Chief Michael is exploring water service options with DIA and Chatwin Engineering. DIA, he said is willing to truck water in and also fast-track approval for the drilling of a new well if necessary but solid plans have not yet been confirmed.
If the village is forced to wait for the rain and use the existing system, Chief Michael says the community will be permitted to use their water as the tank fills but on a very restricted basis.
In the meantime, residents drive 16km to Zeballos where they do laundry and shower at the homes of relatives. Chief Michael and Audrey Smith make at least ten trips a day to Zeballos, bringing in bottled drinking water and taxiing residents back and forth.
The Mars Water Bombers in Port Alberni are on alert in case of fire at Oclucje.
Kyle Harry meets the trucks and hauls 5 gallon bottles and pails to each and every home using a rider lawnmower. They also draw water from a nearby creek, filling buckets and totes so residents can flush their toilets. Michael says the day before they brought in 115 gallons of drinking water along with dozens of 5 gallon pails of creek water to take care of the people for one day.
Chief Michael’s home is perched on a hill overlooking the community and with a breath-taking view of Espinoza Inlet. The yard is cluttered with blue plastic drinking water bottles and pails and totes of creek water.
The Band Office is closed because of the lack of water but that doesn’t mean the staff has nothing to do. On day four of the water crisis, Chief Michael rests in his arm chair and sighs, “Just cooking and doing the dishes is an all day job!” Between running back and forth for water he’s had to boil water to do his dishes and bathe the grandchildren.
He contemplates how he will go about doing his laundry, because it needs to be done soon. He glances over to his grandson Jord and says he needs to get him school clothes and supplies. “Maybe the fair will be in town this weekend, maybe we can take our laundry with us and do it then,” he said as the boy’s face lights up.
When asked how long the situation would go on Michael replied he had no idea.

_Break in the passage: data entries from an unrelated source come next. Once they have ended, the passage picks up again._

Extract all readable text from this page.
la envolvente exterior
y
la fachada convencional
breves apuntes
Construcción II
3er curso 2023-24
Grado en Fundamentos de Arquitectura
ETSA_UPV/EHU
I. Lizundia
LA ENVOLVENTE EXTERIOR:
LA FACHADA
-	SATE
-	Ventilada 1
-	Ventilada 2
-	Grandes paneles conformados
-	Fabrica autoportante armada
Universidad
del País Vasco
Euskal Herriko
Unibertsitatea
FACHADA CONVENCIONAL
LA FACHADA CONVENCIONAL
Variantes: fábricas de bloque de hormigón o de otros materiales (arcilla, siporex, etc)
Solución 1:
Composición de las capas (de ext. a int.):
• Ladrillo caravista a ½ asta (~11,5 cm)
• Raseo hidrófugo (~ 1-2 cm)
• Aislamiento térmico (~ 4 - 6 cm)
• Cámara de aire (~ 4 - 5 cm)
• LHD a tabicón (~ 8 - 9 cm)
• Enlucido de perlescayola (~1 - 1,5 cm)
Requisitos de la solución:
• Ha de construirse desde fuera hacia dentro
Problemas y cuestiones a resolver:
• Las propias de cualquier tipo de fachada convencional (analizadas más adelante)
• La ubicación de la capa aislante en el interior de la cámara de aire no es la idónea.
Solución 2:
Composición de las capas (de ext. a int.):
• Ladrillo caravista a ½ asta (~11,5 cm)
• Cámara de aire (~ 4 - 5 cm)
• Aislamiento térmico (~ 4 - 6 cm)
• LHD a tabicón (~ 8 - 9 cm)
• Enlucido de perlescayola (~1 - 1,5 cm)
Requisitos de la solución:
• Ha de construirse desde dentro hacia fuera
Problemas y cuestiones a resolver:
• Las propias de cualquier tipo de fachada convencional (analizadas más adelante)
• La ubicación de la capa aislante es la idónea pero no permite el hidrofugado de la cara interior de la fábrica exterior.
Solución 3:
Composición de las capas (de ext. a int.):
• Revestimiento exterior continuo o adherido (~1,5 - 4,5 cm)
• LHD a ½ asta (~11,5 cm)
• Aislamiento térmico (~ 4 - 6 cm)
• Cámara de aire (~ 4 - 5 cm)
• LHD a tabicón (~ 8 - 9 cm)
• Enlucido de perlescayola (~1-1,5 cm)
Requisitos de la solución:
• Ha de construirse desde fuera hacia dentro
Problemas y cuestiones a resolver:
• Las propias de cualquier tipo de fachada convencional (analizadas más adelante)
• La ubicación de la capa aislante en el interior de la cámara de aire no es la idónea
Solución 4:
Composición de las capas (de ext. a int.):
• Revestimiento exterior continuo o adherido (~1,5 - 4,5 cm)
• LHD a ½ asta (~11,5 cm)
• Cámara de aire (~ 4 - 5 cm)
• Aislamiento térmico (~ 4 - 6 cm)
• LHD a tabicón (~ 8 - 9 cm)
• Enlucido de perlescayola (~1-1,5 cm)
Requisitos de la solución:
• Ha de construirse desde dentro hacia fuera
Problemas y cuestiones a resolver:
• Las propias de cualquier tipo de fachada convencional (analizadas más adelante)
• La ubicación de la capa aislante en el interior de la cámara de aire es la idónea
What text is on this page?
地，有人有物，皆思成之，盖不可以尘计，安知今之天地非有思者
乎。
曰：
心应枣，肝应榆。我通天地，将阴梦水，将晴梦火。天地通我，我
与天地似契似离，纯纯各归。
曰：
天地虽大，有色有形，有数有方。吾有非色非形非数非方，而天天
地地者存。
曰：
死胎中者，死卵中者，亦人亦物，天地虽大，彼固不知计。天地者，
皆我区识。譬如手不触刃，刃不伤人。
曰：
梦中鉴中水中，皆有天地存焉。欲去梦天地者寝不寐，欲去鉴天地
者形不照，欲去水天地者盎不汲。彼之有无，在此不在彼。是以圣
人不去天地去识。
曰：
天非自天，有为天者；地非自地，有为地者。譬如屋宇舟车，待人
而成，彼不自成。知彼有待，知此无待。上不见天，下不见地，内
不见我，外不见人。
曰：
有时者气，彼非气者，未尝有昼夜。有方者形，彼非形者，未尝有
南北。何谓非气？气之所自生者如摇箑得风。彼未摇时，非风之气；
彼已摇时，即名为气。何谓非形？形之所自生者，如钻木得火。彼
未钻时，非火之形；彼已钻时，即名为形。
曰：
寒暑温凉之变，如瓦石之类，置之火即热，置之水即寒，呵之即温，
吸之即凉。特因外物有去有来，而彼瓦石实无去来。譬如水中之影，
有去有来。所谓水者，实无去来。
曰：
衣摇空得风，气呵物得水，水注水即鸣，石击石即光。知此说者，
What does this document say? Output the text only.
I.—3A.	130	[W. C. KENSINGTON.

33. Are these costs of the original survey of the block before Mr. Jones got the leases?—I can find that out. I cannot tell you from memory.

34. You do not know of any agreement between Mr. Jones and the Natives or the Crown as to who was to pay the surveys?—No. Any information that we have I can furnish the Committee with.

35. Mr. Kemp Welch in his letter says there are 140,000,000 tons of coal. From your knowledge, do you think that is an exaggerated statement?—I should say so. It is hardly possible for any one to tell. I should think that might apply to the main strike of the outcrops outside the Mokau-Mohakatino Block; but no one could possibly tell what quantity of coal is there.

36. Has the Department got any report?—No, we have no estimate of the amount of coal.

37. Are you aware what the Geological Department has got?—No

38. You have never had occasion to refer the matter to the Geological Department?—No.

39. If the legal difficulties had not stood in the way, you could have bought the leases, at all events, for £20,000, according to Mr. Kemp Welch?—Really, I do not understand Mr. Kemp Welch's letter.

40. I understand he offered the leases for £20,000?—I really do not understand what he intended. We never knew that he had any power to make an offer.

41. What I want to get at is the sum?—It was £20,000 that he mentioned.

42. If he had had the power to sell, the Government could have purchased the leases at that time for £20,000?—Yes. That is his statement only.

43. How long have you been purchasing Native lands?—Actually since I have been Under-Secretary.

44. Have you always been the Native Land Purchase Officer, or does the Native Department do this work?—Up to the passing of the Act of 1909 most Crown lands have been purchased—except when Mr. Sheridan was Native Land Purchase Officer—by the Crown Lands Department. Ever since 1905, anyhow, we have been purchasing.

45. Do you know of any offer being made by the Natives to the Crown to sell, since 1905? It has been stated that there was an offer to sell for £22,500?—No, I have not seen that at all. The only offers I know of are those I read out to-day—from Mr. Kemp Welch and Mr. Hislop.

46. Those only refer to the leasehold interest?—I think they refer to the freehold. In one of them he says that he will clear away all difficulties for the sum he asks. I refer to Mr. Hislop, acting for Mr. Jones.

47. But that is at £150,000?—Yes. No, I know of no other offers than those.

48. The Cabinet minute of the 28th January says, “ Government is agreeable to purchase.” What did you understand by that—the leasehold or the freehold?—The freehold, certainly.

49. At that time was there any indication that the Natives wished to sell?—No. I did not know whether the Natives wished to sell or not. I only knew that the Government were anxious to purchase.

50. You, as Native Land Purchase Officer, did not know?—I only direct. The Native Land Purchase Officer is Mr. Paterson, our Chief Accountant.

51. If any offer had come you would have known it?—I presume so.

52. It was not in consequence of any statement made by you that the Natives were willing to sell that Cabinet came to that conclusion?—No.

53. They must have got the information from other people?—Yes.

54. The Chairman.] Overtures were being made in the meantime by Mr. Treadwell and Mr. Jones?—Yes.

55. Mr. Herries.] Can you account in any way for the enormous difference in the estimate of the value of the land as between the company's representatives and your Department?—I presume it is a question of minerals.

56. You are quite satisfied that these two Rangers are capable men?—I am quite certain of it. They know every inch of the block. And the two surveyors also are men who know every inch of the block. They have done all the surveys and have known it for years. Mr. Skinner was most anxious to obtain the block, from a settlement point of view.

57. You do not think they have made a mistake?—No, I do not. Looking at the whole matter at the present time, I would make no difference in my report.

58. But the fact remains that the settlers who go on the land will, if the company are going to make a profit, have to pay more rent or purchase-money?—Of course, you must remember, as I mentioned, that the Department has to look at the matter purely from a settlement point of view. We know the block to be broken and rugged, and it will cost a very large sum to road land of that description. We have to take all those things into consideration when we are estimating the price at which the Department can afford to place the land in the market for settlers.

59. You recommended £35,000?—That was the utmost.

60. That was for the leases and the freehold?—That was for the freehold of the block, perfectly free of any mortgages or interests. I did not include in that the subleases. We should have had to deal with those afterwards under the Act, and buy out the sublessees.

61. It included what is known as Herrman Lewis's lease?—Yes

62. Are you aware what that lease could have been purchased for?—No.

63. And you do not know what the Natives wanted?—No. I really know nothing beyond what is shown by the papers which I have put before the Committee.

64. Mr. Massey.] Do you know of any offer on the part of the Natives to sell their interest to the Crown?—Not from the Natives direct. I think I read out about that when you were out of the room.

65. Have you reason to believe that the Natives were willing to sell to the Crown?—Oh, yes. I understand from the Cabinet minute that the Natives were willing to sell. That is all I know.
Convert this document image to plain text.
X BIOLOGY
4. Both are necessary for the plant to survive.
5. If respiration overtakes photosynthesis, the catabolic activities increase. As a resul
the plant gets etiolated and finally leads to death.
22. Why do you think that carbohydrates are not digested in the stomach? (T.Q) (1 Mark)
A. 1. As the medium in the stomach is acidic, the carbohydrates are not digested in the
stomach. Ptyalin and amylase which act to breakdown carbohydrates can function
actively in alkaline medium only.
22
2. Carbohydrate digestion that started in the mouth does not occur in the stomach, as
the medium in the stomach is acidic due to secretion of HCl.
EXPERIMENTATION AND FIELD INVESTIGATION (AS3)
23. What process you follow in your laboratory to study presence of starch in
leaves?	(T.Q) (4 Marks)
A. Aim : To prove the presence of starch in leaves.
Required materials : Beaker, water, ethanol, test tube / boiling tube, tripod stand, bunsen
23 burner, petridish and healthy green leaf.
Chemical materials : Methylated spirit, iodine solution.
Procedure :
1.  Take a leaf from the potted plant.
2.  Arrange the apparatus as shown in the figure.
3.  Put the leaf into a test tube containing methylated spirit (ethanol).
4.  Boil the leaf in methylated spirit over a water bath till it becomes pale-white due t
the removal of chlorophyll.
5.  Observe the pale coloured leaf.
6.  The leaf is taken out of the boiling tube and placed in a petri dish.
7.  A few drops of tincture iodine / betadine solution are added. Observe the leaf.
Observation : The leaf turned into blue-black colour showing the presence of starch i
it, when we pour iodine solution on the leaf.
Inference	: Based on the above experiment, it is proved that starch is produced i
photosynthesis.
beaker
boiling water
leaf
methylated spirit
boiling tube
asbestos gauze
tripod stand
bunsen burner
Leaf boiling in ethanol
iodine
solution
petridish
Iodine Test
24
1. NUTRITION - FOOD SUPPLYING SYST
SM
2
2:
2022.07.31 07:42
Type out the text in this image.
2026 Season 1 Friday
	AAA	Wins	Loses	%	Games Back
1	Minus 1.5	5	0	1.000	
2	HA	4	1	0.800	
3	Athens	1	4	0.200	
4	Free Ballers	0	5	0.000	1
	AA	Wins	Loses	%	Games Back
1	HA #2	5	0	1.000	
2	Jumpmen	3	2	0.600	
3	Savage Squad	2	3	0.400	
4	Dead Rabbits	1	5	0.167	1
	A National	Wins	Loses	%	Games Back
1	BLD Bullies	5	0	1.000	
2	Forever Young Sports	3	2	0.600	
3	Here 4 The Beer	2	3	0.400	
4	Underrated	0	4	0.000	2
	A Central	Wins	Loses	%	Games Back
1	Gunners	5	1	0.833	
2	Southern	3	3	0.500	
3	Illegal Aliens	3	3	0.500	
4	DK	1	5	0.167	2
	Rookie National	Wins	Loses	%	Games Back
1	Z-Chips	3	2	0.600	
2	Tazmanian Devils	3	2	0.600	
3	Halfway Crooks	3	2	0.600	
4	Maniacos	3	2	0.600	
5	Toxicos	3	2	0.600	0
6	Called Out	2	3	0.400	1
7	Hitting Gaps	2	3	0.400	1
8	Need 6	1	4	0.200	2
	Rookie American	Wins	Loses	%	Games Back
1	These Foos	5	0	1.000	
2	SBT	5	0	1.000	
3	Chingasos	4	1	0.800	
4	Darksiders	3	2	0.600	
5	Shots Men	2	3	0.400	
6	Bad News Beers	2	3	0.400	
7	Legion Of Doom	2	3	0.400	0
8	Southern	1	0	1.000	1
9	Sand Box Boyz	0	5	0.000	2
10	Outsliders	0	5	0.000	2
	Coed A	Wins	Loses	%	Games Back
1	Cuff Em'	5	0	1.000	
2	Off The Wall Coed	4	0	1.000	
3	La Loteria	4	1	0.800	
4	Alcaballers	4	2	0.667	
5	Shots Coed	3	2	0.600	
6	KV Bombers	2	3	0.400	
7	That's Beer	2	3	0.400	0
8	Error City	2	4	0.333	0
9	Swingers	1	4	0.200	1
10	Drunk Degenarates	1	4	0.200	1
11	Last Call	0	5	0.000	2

His hope, he says, is that Chatwin Engineering will drill a new well before the rainy season starts. “We need to upgrade, it would be good to have two systems,” he explained, “the new one for daily use and the old one for backup.”
Michael says the water shortage hasn’t caused any health problems yet. They are supplying the elders and all people with water so they can flush toilets. Some are opting for disposable dishes and cutlery to cut down on the workload and water demand.
He said he was just finishing up canning the last of his 200 sockeye when the taps ran dry. His mother Rose lost a few salmon which she tossed onto the beach. The next day the carcasses were crawling with crab. “Oh, we had a good crab feast last night!” she smiled.